7. Zora Neale Hurston
Ahh, Zora. I’ve used Zora Neale Hurston as a muse of sorts, and I often have been influenced by her stories. I was really happy to learn that she previously taught at NCCU (when it was called North Carolina College for Negroes circa 1939); again another connection. I borrowed the title of my sixth recording from the Alice Walker edited anthology of Zora Neale Hurston’s work titled I Love Myself When I am Laughing, And Then Again When I’m Looking Mean and Impressive. Also, my composition, “The Life That You Live May Not Be Your Own,” on my previous album Voice Paintings, was also a song influenced from Zora’s Their Eyes Were Watching God. I feel like Zora knows me, Lol.
8. Grammy nomination?
I hope one is forthcoming! lol. I have been close enough to smell it, I guess, in being on the first round ballot three times, but have never been in that final official last five names of nominees.
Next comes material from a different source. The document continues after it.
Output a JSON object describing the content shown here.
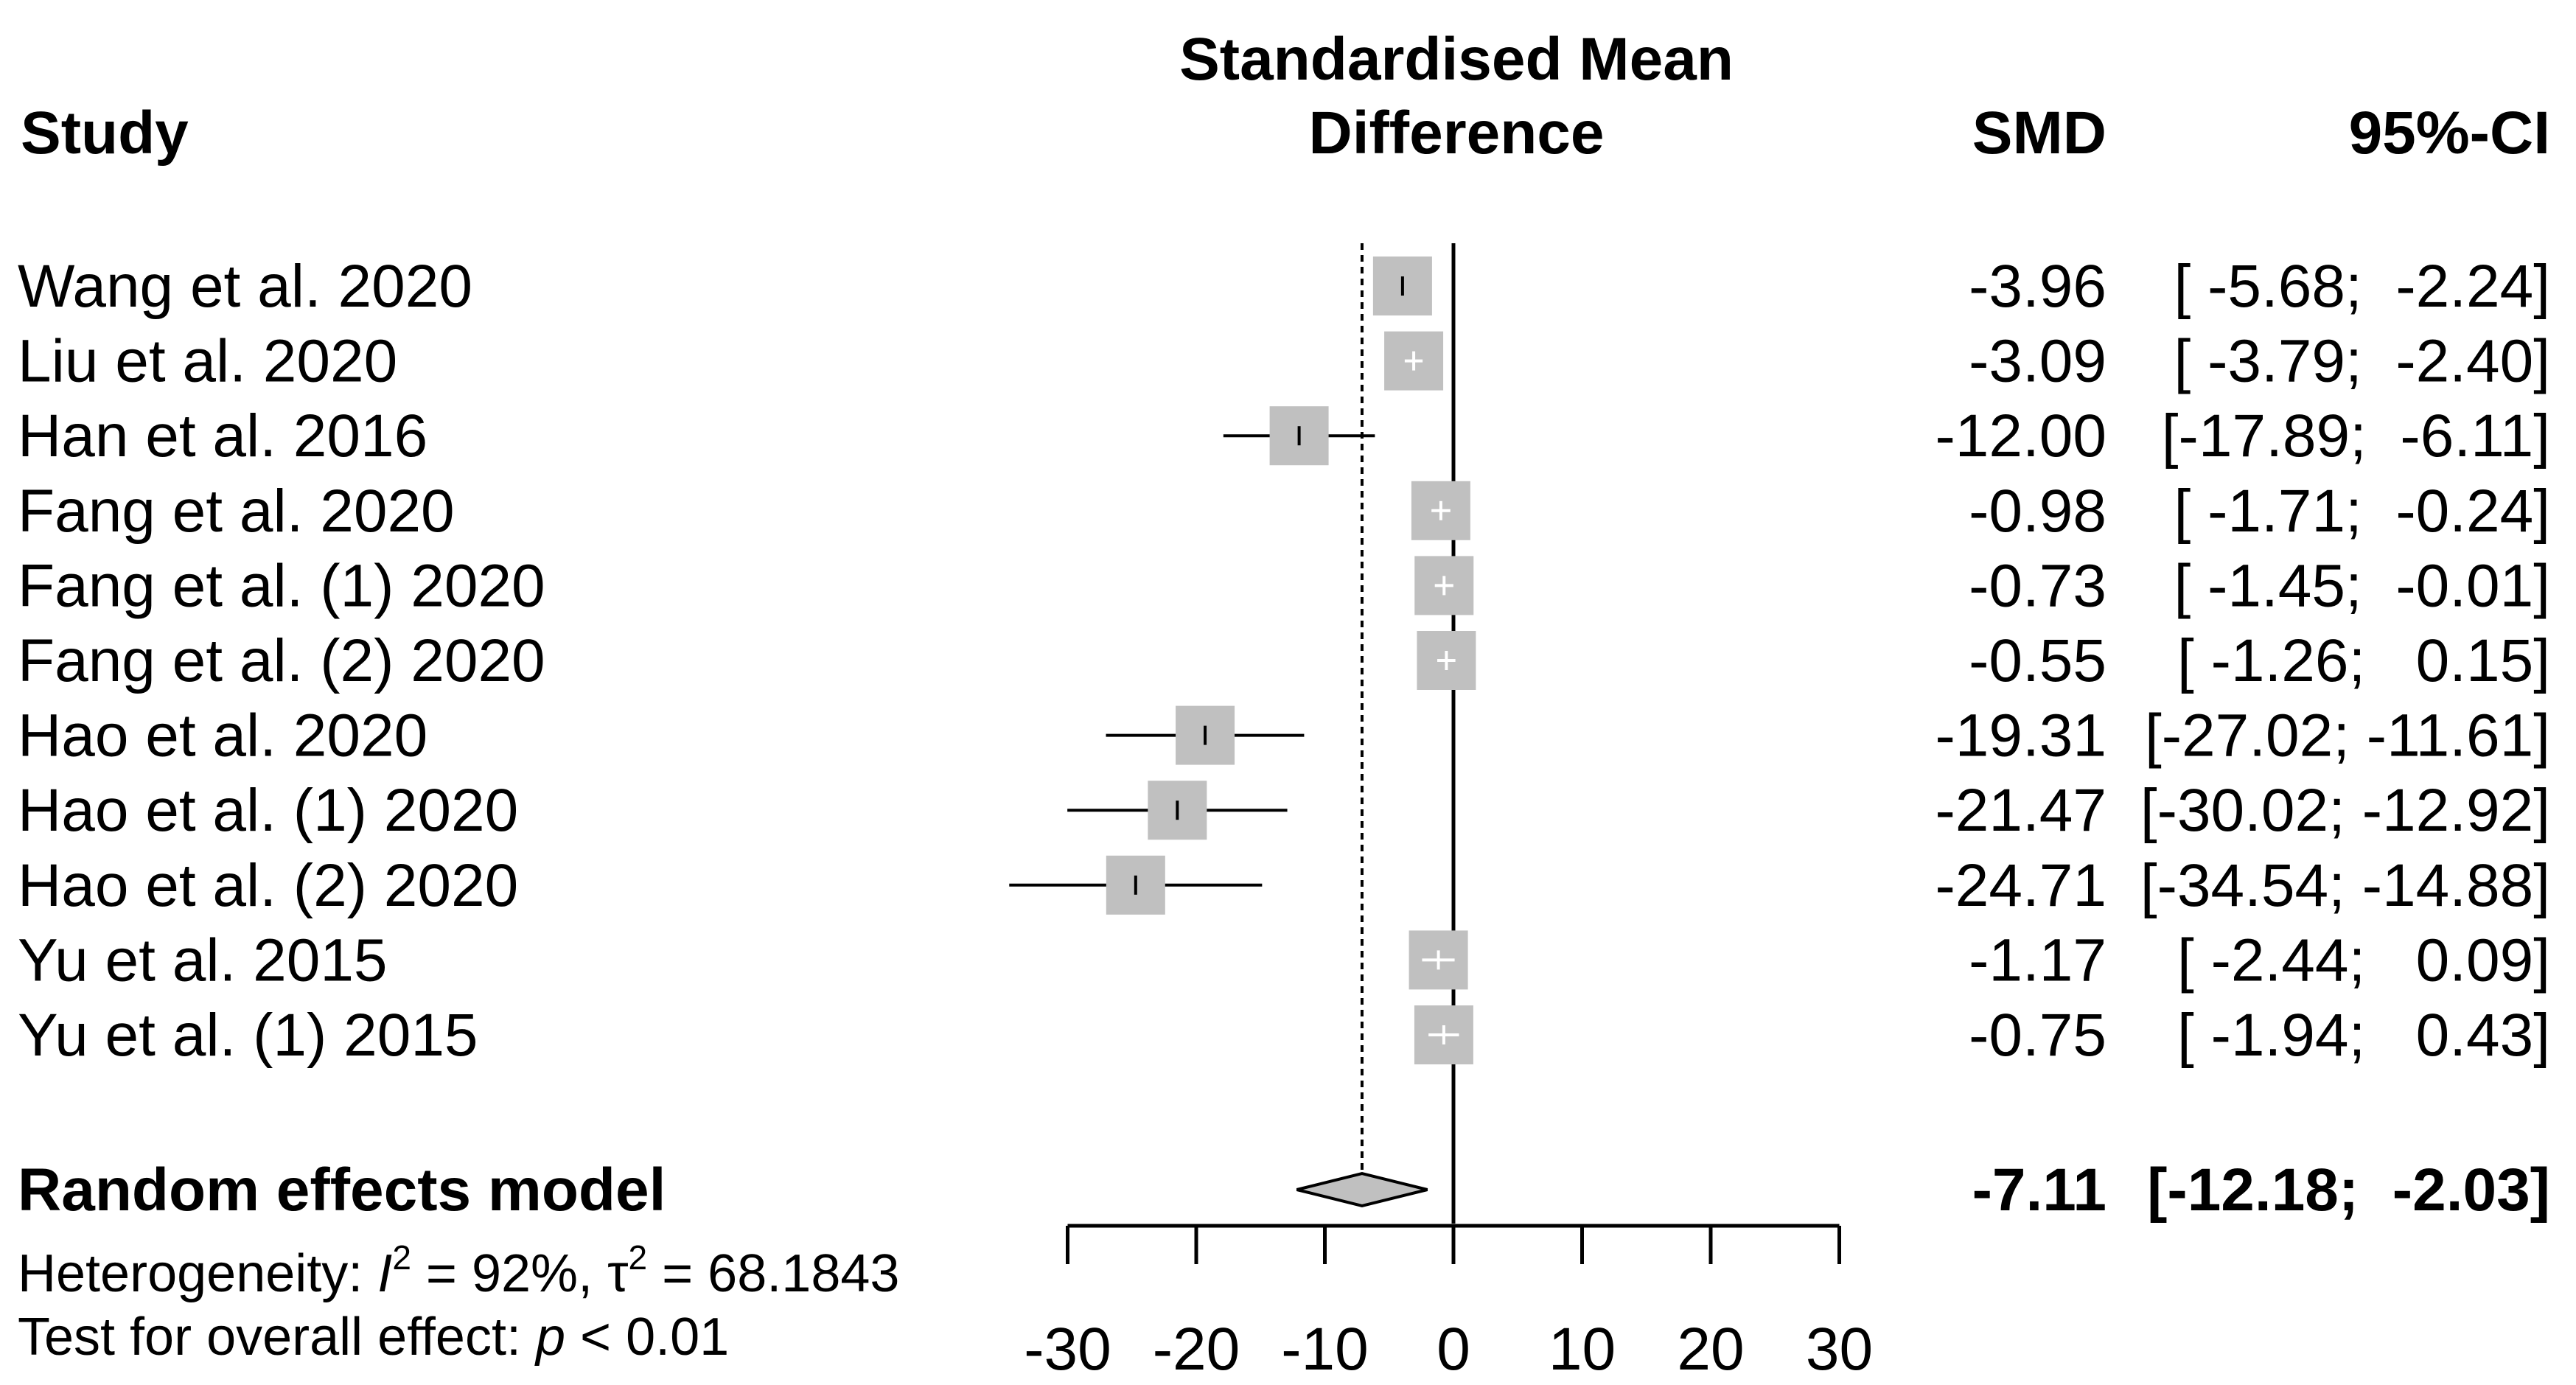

I have been a quarterfinalist as a GRAMMY Educators in the Schools.
Bonus Question:
Louisiana?
I’m a Creole descendant, Afro-Carolinian; meaning, my paternal grandmother was Creole, from Baton Rouge, Point Coupee Parish, LA. I now make my home in North Carolina with my husband Fred Hammonds, but my paternal grandparents were Southerners. My dear friend and colleague, Michelle Lanier is a scholar, oral historian, filmmaker, museum professional, and folklorist who taught me and coined the term Afro-Carolina for people of African diaspora who live in North or South Carolina. When I travel to New Orleans I feel a nascent memory in every cell of my body. It’s a special kind of eeriness. I have to get my nerve up to travel to my grandmother’s birthplace.